I've been trying to wrap my head around how the False Discovery Rate (FDR) should inform the conclusions of the individual researcher. For example, if your study is underpowered, should you discount your results even if they're significant at $\alpha = .05$? Note: I'm talking about the FDR in the context of examining the results of multiple studies in aggregate, not as a method for multiple test corrections.
Making the (maybe generous) assumption that $\sim.5$ of hypotheses tested are actually true, the FDR is a function of both the type I and type II error rates as follows:
$$\text{FDR} = \frac{\alpha}{\alpha+1-\beta}.$$
It stands to reason that if a study is sufficiently underpowered, we should not trust the results, even if they are significant, as much as we would those of an adequately powered study. So, as some statisticians would say, there are circumstances under which, "in the long run", we might publish many significant results that are false if we follow the traditional guidelines. If a body of research is characterized by consistently underpowered studies (e.g., the candidate gene $\times$ environment interaction literature of the previous decade), even replicated significant findings can be suspect.

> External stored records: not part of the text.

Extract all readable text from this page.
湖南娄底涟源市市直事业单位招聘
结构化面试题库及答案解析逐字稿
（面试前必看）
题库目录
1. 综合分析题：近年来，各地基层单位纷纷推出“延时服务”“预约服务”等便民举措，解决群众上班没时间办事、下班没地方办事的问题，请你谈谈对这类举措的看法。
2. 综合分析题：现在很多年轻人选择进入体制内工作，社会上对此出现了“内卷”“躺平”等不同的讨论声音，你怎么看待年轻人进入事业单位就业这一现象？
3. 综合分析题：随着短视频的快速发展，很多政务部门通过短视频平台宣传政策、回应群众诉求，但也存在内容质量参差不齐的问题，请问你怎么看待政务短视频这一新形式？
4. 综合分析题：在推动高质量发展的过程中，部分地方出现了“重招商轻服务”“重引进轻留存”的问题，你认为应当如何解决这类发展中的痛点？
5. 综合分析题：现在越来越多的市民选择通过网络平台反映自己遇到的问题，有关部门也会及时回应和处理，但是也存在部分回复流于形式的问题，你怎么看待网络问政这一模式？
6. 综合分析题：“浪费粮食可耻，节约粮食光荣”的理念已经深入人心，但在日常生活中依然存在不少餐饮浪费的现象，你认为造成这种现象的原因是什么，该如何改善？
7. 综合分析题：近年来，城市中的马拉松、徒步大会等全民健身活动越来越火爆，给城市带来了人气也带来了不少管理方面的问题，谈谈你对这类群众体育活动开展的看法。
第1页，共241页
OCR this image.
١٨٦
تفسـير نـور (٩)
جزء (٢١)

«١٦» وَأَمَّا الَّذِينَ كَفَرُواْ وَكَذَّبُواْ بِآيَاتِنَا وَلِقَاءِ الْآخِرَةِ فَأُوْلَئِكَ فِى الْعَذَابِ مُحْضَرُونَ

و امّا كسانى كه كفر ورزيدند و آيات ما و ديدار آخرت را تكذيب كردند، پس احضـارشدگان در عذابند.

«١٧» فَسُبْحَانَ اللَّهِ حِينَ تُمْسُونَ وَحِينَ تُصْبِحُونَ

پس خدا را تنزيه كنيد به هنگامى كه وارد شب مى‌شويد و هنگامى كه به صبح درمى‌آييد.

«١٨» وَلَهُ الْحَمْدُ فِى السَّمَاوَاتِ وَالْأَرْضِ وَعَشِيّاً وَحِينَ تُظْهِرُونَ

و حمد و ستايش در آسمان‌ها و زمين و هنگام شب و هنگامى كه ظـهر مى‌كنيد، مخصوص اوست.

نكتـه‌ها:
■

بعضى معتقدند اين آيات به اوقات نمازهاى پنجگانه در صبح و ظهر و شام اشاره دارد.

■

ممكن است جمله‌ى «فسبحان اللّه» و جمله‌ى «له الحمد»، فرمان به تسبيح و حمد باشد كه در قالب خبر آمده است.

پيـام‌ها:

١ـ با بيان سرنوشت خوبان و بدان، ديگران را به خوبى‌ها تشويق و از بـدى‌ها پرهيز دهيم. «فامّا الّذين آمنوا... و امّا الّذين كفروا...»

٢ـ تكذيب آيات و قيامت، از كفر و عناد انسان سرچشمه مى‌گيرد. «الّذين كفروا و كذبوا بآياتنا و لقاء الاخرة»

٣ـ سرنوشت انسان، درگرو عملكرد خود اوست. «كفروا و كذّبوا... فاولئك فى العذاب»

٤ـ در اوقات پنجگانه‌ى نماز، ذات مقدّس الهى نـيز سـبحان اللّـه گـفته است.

Applying the R packages extrafont, ggplot2, and xkcd, I think this might be usefully conceptualized as an issue of perspective:
Given this information, what should an individual researcher do next? If I have a guess of what the size of the effect I'm studying should be (and therefore an estimate of $1 – \beta$, given my sample size), should I adjust my $\alpha$ level until the FDR = .05? Should I publish results at the $\alpha = .05$ level even if my studies are underpowered and leave consideration of the FDR to consumers of the literature?
I know this is a topic that has been discussed frequently, both on this site and in the statistics literature, but I can't seem to find a consensus of opinion on this issue.
EDIT: In response to @amoeba's comment, the FDR can be derived from the standard type I/type II error rate contingency table (pardon its ugliness):
| |Finding is significant |Finding is insignificant |
|:---------------------------|:----------------------|:------------------------|
|Finding is false in reality |alpha |1 - alpha |
|Finding is true in reality |1 - beta |beta |
So, if we are presented with a significant finding (column 1), the chance that it is false in reality is alpha over the sum of the column.
But yes, we can modify our definition of the FDR to reflect the (prior) probability that a given hypothesis is true, though study power $(1 – \beta)$ still plays a role:
$$\text{FDR} = \frac{\alpha \cdot (1- \text{prior})}{\alpha \cdot (1- \text{prior}) + (1-\beta) \cdot \text{prior}}$$
Best Answer
In order to aggregate the results of multiple studies you should rather think of making your results accessible for meta analyses. A meta analysis considers the data of the study, or at least its estimates, models study effects and comes to a systematical conclusion by forming some kind of large virtual study out of many small single studies. The individual $p$-values, ficticious priors and planned power are not important input for meta analyses.
Instead, it is important to have all studies accessible, disregarding power levels or significant results. In fact, the bad habit of publishing only significant and concealing non-significant results leads to publication bias and corrupts the overall record of scientific results.
So the individual researcher should conduct a study in a reproducible way, keep all the records and log all experimental procedures even if such details are not asked by the publishing journals. He should not worry too much about low power. Even a noninformative result (= null hypothesis not rejected) would add more estimators for further studies, as long as one can afford sufficient quality of the data themselves.
If you would try to aggregate findings only by $p$-values and some FDR-considerations, you are picking the wrong way because of course a study with larger sample sizes, smaller variances, better controlled confounders is more reliable than other studies. Yet they all produce $p$-values and the best FDR procedure for the $p$-values can never make up for quality disparities.